Interesting that some of these took root, like dropping the English “u,” but others did not. Shame he wanted to get rid of Latin traces such as the “oe” from ecumenism and “ae’ from ether, etc.

But he was a statist, so the whole top-down thing I suppose appealed to his progressivist instinct. He’d probably have loved the whole metric push that happened when I was a kid in the 70s, that fortunately sputtered out.

Michael Paterson-Seymour
Michael Paterson-Seymour
Saturday, February 6, AD 2016 1:43pm

There has been a notable tendency over the last half-century for the spelling of words to influence the pronunciation, rather than vice versa; a sort of spelling reform, if you will.

For example, when I was growing up, “falcon” was pronounced “fawcon” (with a long “a” as in “saw”) and “golf” was pronounced “gawf” (again, long a) Now, the “l” is usually sounded. Again, “conduit” was pronounced “kundit” (which I find rather more euphonious, as are most of the older pronunciations)

Even on the BBC, one hears” parl-i-a-ment”; 50 years ago, it was “parlement. “ (parliamentum was a law Latin form of French parelement)

“Mahem” is another, although English lawyers still use the old pronunciation, “maim.” Scots lawyers use the more sonorous term, “demembration.”

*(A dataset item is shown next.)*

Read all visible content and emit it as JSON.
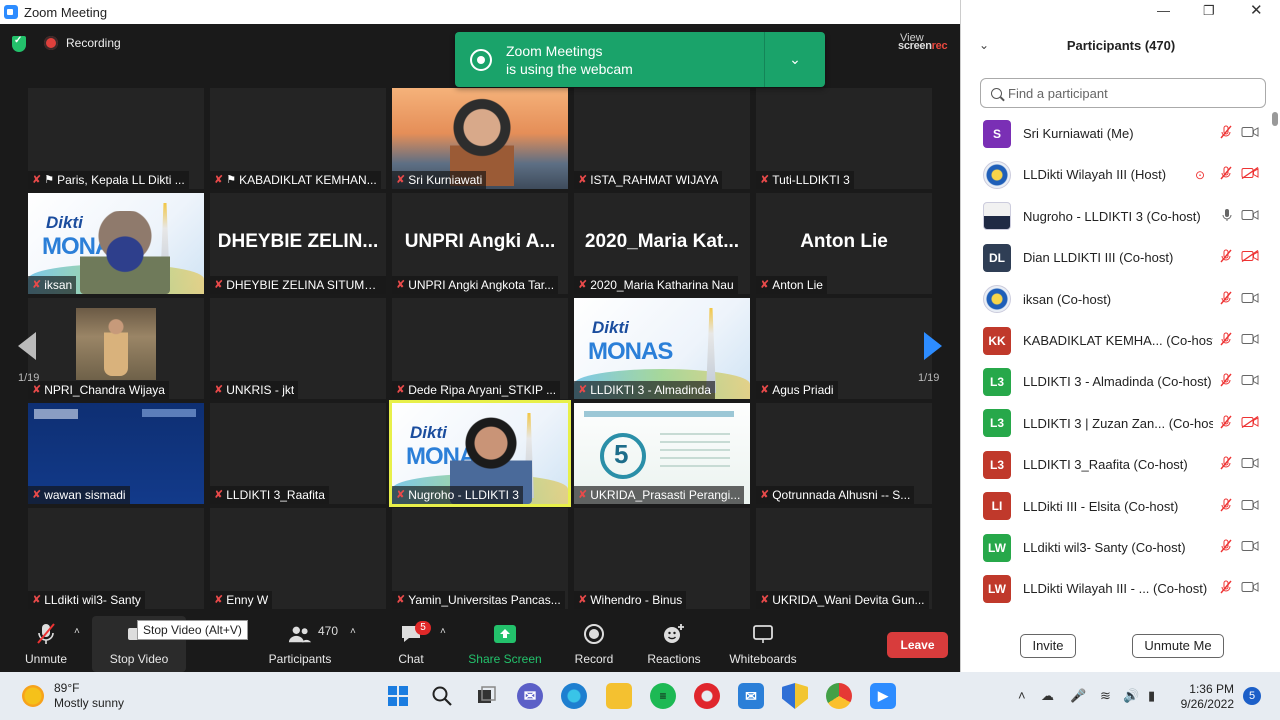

The English phonetic pronunciation of Scottish surnames and place names is a great source of innocent amusement to the inhabitants of the northern part of the island: “Milngavie” (pronounced “Mul-guy”), “Dalziel” (pronounced “Day-ell”), “Menzies” (“Ming-es”),“Strathaven” (“Straven”) – Even “Edinburgh” (“Edin-borough,” as in “the burgh council”)

TomD
TomD
Sunday, February 7, AD 2016 8:44am

Of course, there is another problem: the disparity between American and British spelling. If we fix the first we should fix the other as well.
And how about those Dvorak keyboards?